C51B-0697
Modelling heterogeneous meltwater percolation on the Greenland Ice Sheet

Friday, 18 December 2015
Poster Hall (Moscone South)
Stefan Ligtenberg, Institute for Marine and Atmospheric Research Utrecht, Utrecht, 3584, Netherlands
Abstract:
The Greenland Ice Sheet (GrIS) has experienced an increase of surface meltwater production over the last decades, with the latest record set in the summer of 2012. For current and future ice sheet mass balance assessments, it is important to quantify what part of this meltwater reaches the ocean and contributes to sea level change. Meltwater produced at the surface has several options: it can infiltrate the local firn pack, where it is either stored temporarily or refrozen, or it can run off along the surface or via en-glacial drainage systems. In this study, we focus on the first; more specifically, in which manner meltwater percolates the firn column. Over the past years, GrIS research has shown that meltwater does not infiltrate the firn pack homogeneously (i.e. matrix flow), but that inhomogeneities in horizontal firn layers causes preferential flow paths for meltwater (i.e. piping).
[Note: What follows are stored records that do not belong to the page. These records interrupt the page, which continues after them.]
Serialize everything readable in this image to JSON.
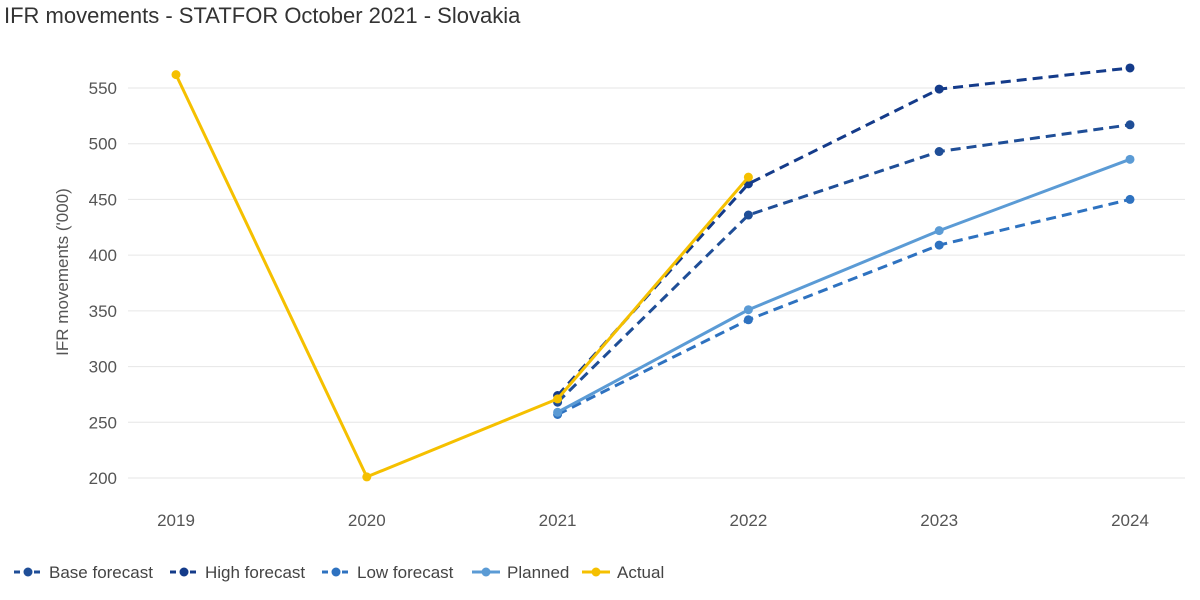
{
  "chart_data": {
    "type": "line",
    "title": "IFR movements - STATFOR October 2021 - Slovakia",
    "xlabel": "",
    "ylabel": "IFR movements ('000)",
    "x": [
      "2019",
      "2020",
      "2021",
      "2022",
      "2023",
      "2024"
    ],
    "ylim": [
      180,
      580
    ],
    "yticks": [
      200,
      250,
      300,
      350,
      400,
      450,
      500,
      550
    ],
    "grid": "horizontal",
    "legend": "bottom-left",
    "series": [
      {
        "name": "Base forecast",
        "color": "#1f4e97",
        "dash": true,
        "values": [
          null,
          null,
          268,
          436,
          493,
          517
        ]
      },
      {
        "name": "High forecast",
        "color": "#143b8a",
        "dash": true,
        "values": [
          null,
          null,
          274,
          464,
          549,
          568
        ]
      },
      {
        "name": "Low forecast",
        "color": "#2e72c0",
        "dash": true,
        "values": [
          null,
          null,
          257,
          342,
          409,
          450
        ]
      },
      {
        "name": "Planned",
        "color": "#5b9bd5",
        "dash": false,
        "values": [
          null,
          null,
          259,
          351,
          422,
          486
        ]
      },
      {
        "name": "Actual",
        "color": "#f5c000",
        "dash": false,
        "values": [
          562,
          201,
          271,
          470,
          null,
          null
        ]
      }
    ]
  }
}
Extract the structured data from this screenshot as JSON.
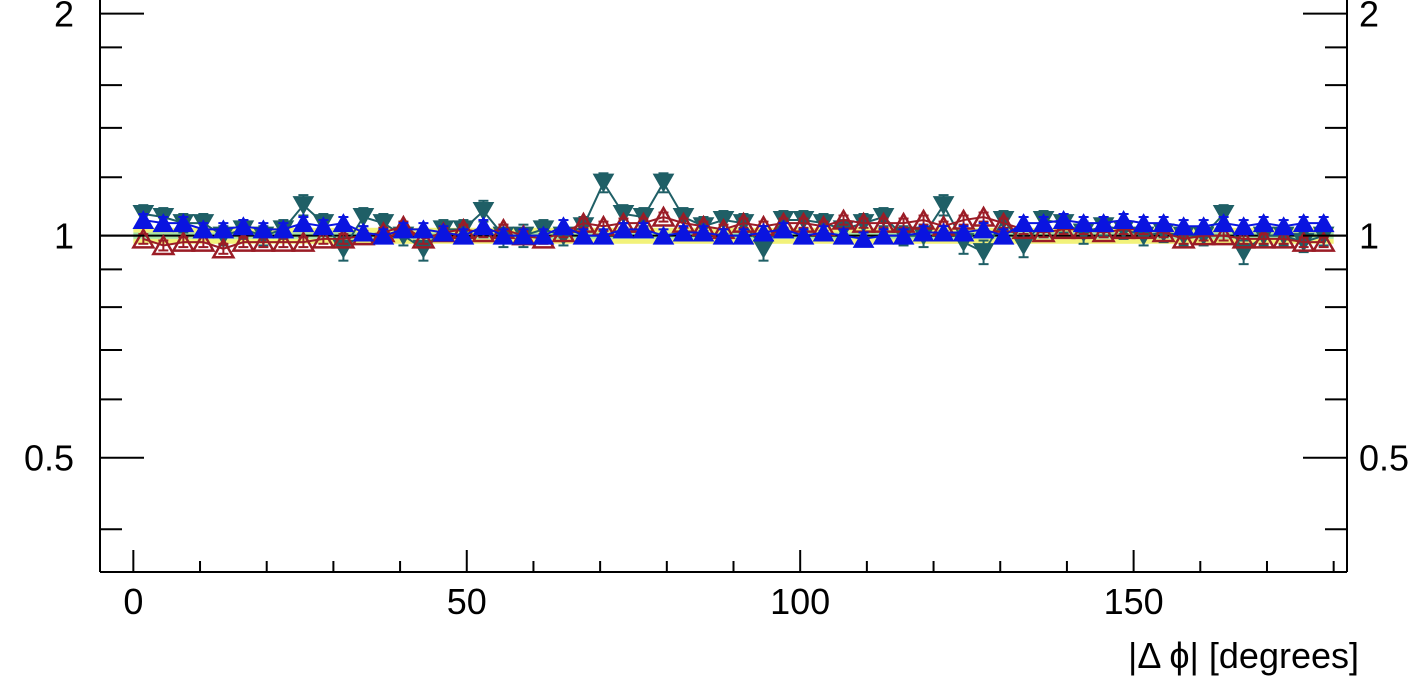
{
  "chart_data": {
    "type": "scatter",
    "title": "",
    "xlabel": "|Δ ϕ| [degrees]",
    "ylabel": "",
    "xlim": [
      -5,
      182
    ],
    "ylim": [
      0.35,
      2.1
    ],
    "y_scale": "log",
    "grid": false,
    "reference_line": 1,
    "x_major_ticks": [
      0,
      50,
      100,
      150
    ],
    "x_tick_labels": [
      "0",
      "50",
      "100",
      "150"
    ],
    "y_major_ticks": [
      0.5,
      1,
      2
    ],
    "y_tick_labels": [
      "0.5",
      "1",
      "2"
    ],
    "y_minor_ticks": [
      0.4,
      0.6,
      0.7,
      0.8,
      0.9,
      1.2,
      1.4,
      1.6,
      1.8
    ],
    "bands": [
      {
        "color": "#a6e3a6",
        "ylow": 0.99,
        "yhigh": 1.01
      },
      {
        "color": "#f2f27a",
        "ylow": 0.975,
        "yhigh": 0.99
      },
      {
        "color": "#f2f27a",
        "ylow": 1.01,
        "yhigh": 1.025
      }
    ],
    "series": [
      {
        "color": "#1f5f66",
        "marker": "triangle-down",
        "filled": true,
        "x": [
          1.5,
          4.5,
          7.5,
          10.5,
          13.5,
          16.5,
          19.5,
          22.5,
          25.5,
          28.5,
          31.5,
          34.5,
          37.5,
          40.5,
          43.5,
          46.5,
          49.5,
          52.5,
          55.5,
          58.5,
          61.5,
          64.5,
          67.5,
          70.5,
          73.5,
          76.5,
          79.5,
          82.5,
          85.5,
          88.5,
          91.5,
          94.5,
          97.5,
          100.5,
          103.5,
          106.5,
          109.5,
          112.5,
          115.5,
          118.5,
          121.5,
          124.5,
          127.5,
          130.5,
          133.5,
          136.5,
          139.5,
          142.5,
          145.5,
          148.5,
          151.5,
          154.5,
          157.5,
          160.5,
          163.5,
          166.5,
          169.5,
          172.5,
          175.5,
          178.5
        ],
        "y": [
          1.07,
          1.06,
          1.04,
          1.04,
          1.0,
          1.02,
          1.0,
          1.02,
          1.1,
          1.04,
          0.96,
          1.06,
          1.04,
          1.0,
          0.96,
          1.02,
          1.02,
          1.08,
          1.0,
          1.0,
          1.02,
          1.0,
          1.03,
          1.18,
          1.07,
          1.06,
          1.18,
          1.06,
          1.03,
          1.05,
          1.04,
          0.96,
          1.05,
          1.05,
          1.04,
          1.02,
          1.04,
          1.06,
          1.0,
          1.0,
          1.1,
          0.98,
          0.95,
          1.05,
          0.97,
          1.05,
          1.04,
          1.01,
          1.03,
          1.02,
          1.0,
          1.01,
          1.0,
          1.0,
          1.07,
          0.95,
          1.0,
          1.0,
          0.98,
          1.0
        ],
        "yerr": [
          0.03,
          0.03,
          0.03,
          0.03,
          0.03,
          0.03,
          0.03,
          0.03,
          0.035,
          0.03,
          0.035,
          0.03,
          0.03,
          0.03,
          0.035,
          0.03,
          0.03,
          0.035,
          0.035,
          0.035,
          0.03,
          0.03,
          0.03,
          0.035,
          0.03,
          0.03,
          0.035,
          0.03,
          0.03,
          0.03,
          0.03,
          0.035,
          0.03,
          0.03,
          0.03,
          0.03,
          0.03,
          0.03,
          0.03,
          0.035,
          0.035,
          0.035,
          0.035,
          0.03,
          0.035,
          0.03,
          0.03,
          0.035,
          0.03,
          0.03,
          0.03,
          0.03,
          0.03,
          0.03,
          0.03,
          0.035,
          0.03,
          0.03,
          0.03,
          0.03
        ]
      },
      {
        "color": "#9b1c26",
        "marker": "triangle-up",
        "filled": false,
        "x": [
          1.5,
          4.5,
          7.5,
          10.5,
          13.5,
          16.5,
          19.5,
          22.5,
          25.5,
          28.5,
          31.5,
          34.5,
          37.5,
          40.5,
          43.5,
          46.5,
          49.5,
          52.5,
          55.5,
          58.5,
          61.5,
          64.5,
          67.5,
          70.5,
          73.5,
          76.5,
          79.5,
          82.5,
          85.5,
          88.5,
          91.5,
          94.5,
          97.5,
          100.5,
          103.5,
          106.5,
          109.5,
          112.5,
          115.5,
          118.5,
          121.5,
          124.5,
          127.5,
          130.5,
          133.5,
          136.5,
          139.5,
          142.5,
          145.5,
          148.5,
          151.5,
          154.5,
          157.5,
          160.5,
          163.5,
          166.5,
          169.5,
          172.5,
          175.5,
          178.5
        ],
        "y": [
          0.99,
          0.97,
          0.98,
          0.98,
          0.96,
          0.98,
          0.98,
          0.98,
          0.98,
          0.99,
          0.99,
          1.0,
          1.01,
          1.03,
          0.99,
          1.01,
          1.02,
          1.01,
          1.02,
          1.0,
          0.99,
          1.01,
          1.04,
          1.03,
          1.04,
          1.04,
          1.06,
          1.04,
          1.03,
          1.02,
          1.04,
          1.03,
          1.04,
          1.04,
          1.03,
          1.05,
          1.04,
          1.04,
          1.04,
          1.05,
          1.03,
          1.05,
          1.06,
          1.04,
          1.02,
          1.01,
          1.02,
          1.02,
          1.01,
          1.02,
          1.02,
          1.01,
          0.99,
          1.0,
          1.0,
          0.99,
          0.99,
          0.99,
          0.98,
          0.98
        ],
        "yerr": [
          0.015,
          0.015,
          0.015,
          0.015,
          0.015,
          0.015,
          0.015,
          0.015,
          0.015,
          0.015,
          0.015,
          0.015,
          0.015,
          0.015,
          0.015,
          0.015,
          0.015,
          0.015,
          0.015,
          0.015,
          0.015,
          0.015,
          0.015,
          0.015,
          0.015,
          0.015,
          0.015,
          0.015,
          0.015,
          0.015,
          0.015,
          0.015,
          0.015,
          0.015,
          0.015,
          0.015,
          0.015,
          0.015,
          0.015,
          0.015,
          0.015,
          0.015,
          0.015,
          0.015,
          0.015,
          0.015,
          0.015,
          0.015,
          0.015,
          0.015,
          0.015,
          0.015,
          0.015,
          0.015,
          0.015,
          0.015,
          0.015,
          0.015,
          0.015,
          0.015
        ]
      },
      {
        "color": "#0a14e0",
        "marker": "triangle-up",
        "filled": true,
        "x": [
          1.5,
          4.5,
          7.5,
          10.5,
          13.5,
          16.5,
          19.5,
          22.5,
          25.5,
          28.5,
          31.5,
          34.5,
          37.5,
          40.5,
          43.5,
          46.5,
          49.5,
          52.5,
          55.5,
          58.5,
          61.5,
          64.5,
          67.5,
          70.5,
          73.5,
          76.5,
          79.5,
          82.5,
          85.5,
          88.5,
          91.5,
          94.5,
          97.5,
          100.5,
          103.5,
          106.5,
          109.5,
          112.5,
          115.5,
          118.5,
          121.5,
          124.5,
          127.5,
          130.5,
          133.5,
          136.5,
          139.5,
          142.5,
          145.5,
          148.5,
          151.5,
          154.5,
          157.5,
          160.5,
          163.5,
          166.5,
          169.5,
          172.5,
          175.5,
          178.5
        ],
        "y": [
          1.05,
          1.04,
          1.04,
          1.02,
          1.02,
          1.03,
          1.02,
          1.02,
          1.04,
          1.03,
          1.04,
          1.01,
          1.0,
          1.02,
          1.02,
          1.01,
          1.0,
          1.03,
          1.0,
          1.0,
          1.0,
          1.03,
          1.0,
          1.0,
          1.02,
          1.02,
          1.0,
          1.01,
          1.01,
          1.0,
          1.0,
          1.01,
          1.02,
          1.0,
          1.01,
          1.0,
          0.99,
          1.0,
          1.0,
          1.01,
          1.01,
          1.01,
          1.02,
          1.0,
          1.04,
          1.04,
          1.05,
          1.04,
          1.04,
          1.05,
          1.04,
          1.04,
          1.03,
          1.03,
          1.04,
          1.03,
          1.04,
          1.03,
          1.04,
          1.04
        ],
        "yerr": [
          0.02,
          0.02,
          0.02,
          0.02,
          0.02,
          0.02,
          0.02,
          0.02,
          0.02,
          0.02,
          0.02,
          0.02,
          0.02,
          0.02,
          0.02,
          0.02,
          0.02,
          0.02,
          0.02,
          0.02,
          0.02,
          0.02,
          0.02,
          0.02,
          0.02,
          0.02,
          0.02,
          0.02,
          0.02,
          0.02,
          0.02,
          0.02,
          0.02,
          0.02,
          0.02,
          0.02,
          0.02,
          0.02,
          0.02,
          0.02,
          0.02,
          0.02,
          0.02,
          0.02,
          0.02,
          0.02,
          0.02,
          0.02,
          0.02,
          0.02,
          0.02,
          0.02,
          0.02,
          0.02,
          0.02,
          0.02,
          0.02,
          0.02,
          0.02,
          0.02
        ]
      }
    ]
  }
}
Although this process has been observed and studied on a few isolated sites, it has never been examined on the entire GrIS. To do so, we use the firn model IMAU-FDM with new parameterizations for preferential flow, impermeable ice lenses and sub-surface runoff. At the surface, IMAU-FDM is forced with realistic climate data from the regional climate model RACMO2.3. The model results are evaluated with temperatures and density measurements from firn cores across the GrIS. By allowing for heterogeneous meltwater percolation, the model is able to store heat and mass much deeper in the firn column. This is, however, in part counteracted by the inclusion of impermeability of ice lenses, which causes part of the meltwater to run off horizontally.